Director: Pawo Choyning Dorji (Bhutan, China). Year of Release: 2020

Ugyen is in the fourth year of the 5-year training programme you need to follow to get a job as a teacher in Bhutan. The official taking his assessment meeting says he’s the least motivated student among the thousands on their payroll. She’s got a point – Ugyen is planning to leave for Australia, just as soon as he can fix a visa, where he’ll try to get some work as a singer.

As an attempt to impose some motivation onto Ugyen, for his final year he is assigned to a job in Lunana, a high-altitude village with just 62 inhabitants, which is an 8 day uphill hike from the nearest public transport. This is part of a government attempt to educate the whole of the population. For the first 3 days of the trek to the village there are local huts to sleep in. After that it’s tents only.

Facilities in Lunana are very basic. Ugyen’s accommodation is a wooden hut and the classroom doesn’t even contain a blackboard. The only electricity that they have is from intermittent solar power, which is not even enough to power the iPhone which is connected to the headphones which are permanently fixed on Ugyen’s head. He immediately says that he’s going back home. The villagers concur, but it will take a week to get the necessary donkeys to transport his stuff back.

Ugyen is stuck in the wooden classroom with a group of cute kids. Can you guess what’s going to happen next? Do you think he might reconsider? Will removing his headphones make him more aware of the sound of nature? Will Ugyen learn from the villagers, while they learn just as much from him? Will he turn out to be a good, motivated, teacher after all?

Ugyen meets Saldon, a young woman who is regarded to have the best voice in the village. The songs she sings are traditional, and Ugyen initially says he doesn’t listen to “that sort of stuff” (do you think he might change his mind?) She gives him a present – a yak which must sleep in the classroom as it’s cold outside. The gift may not be very romantic, but it’s practical, as yak shit is particularly useful if you want to start a fire.

I’m still waiting for the film where a dropout visits a strange community with different values to his own and decides that, on the whole, while they’re perfectly entitled to enjoy their own religious traditions and folk songs, he’s actually quite happy with his old materialist atheism and rock music. Where he discovers that the reason why he wasn’t motivated to teach is that he simply isn’t a very good teacher. This isn’t that film.

I don’t want to be overly cynical. The intended message of the film – that human beings need to interact more with each other, and that rampant capitalism isn’t necessarily the best way of running society – is one that I share. I’m just not sure that it’s very effective at meeting its objectives. There’s something oberlehrer-ish about it – a word which is difficult to translate, but it implies someone who thinks they know what’s good for you better than you do yourself.

As if to demonstrate this point, today’s film showing was attended by a group of hippy parents and about half a dozen young girls, of a similar age to the pupils in the film who learnt to idolise their teacher. What could be more educational for these girls than a subtitled film which showed them if only they tried hard at school they would achieve contentment?

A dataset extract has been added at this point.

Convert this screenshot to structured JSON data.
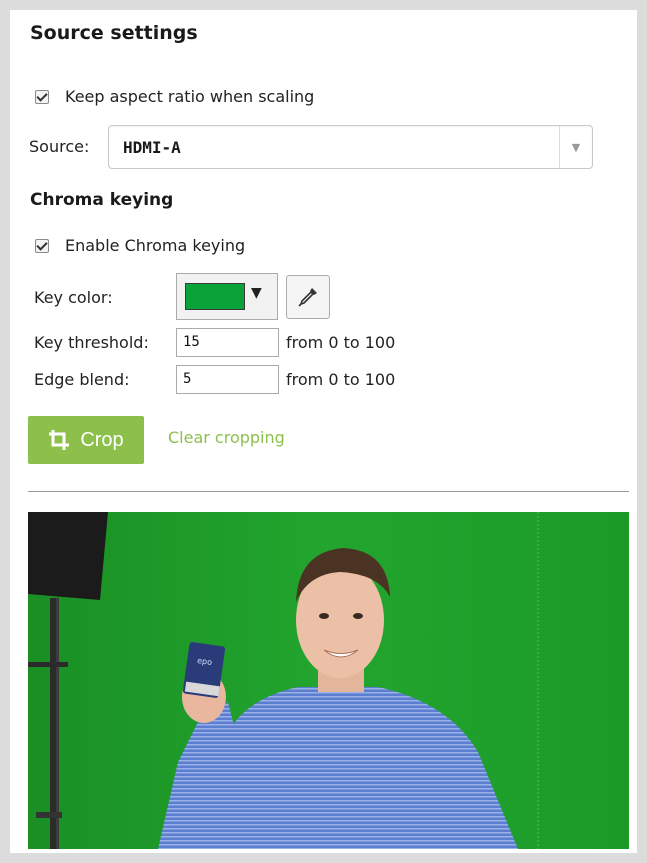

What actually happened is that as soon as the popcorn ran out, the girls got very bored, very quickly. They chatted amongst themselves. They stood up, sat down, then stood up again, eyes on the way out. They played with their phones. Every so often, a parent came across and tried to shift their attention to the worthy film on the screen in front of them, but they were having none of it.

As someone in the next seat (yes, the cinemas are supposed to have social distancing but that depends on people sitting in their allocated seats), I guess I should have been annoyed at the disruption, but I was 100% on their side. Their behaviour showed clearly who the film was really made for – not the young minds which were supposed to learn an Important Lesson, but for their smug mothers and fathers, keen to go through the performative acts of Good Parenting.

For all the apparent liberalism of the film’s politics, it contained a deeply conservative streak. The ultimate message was not that you should embrace other cultures, but that you should do what you’re told. The fact that the plot was entirely predictable helped feed this conservatism. Some reviews have called the film “charming”. What they mean that it doesn’t scare the horses when we really need more disruption. Which is why the girls in the cinema reacted entirely appropriately.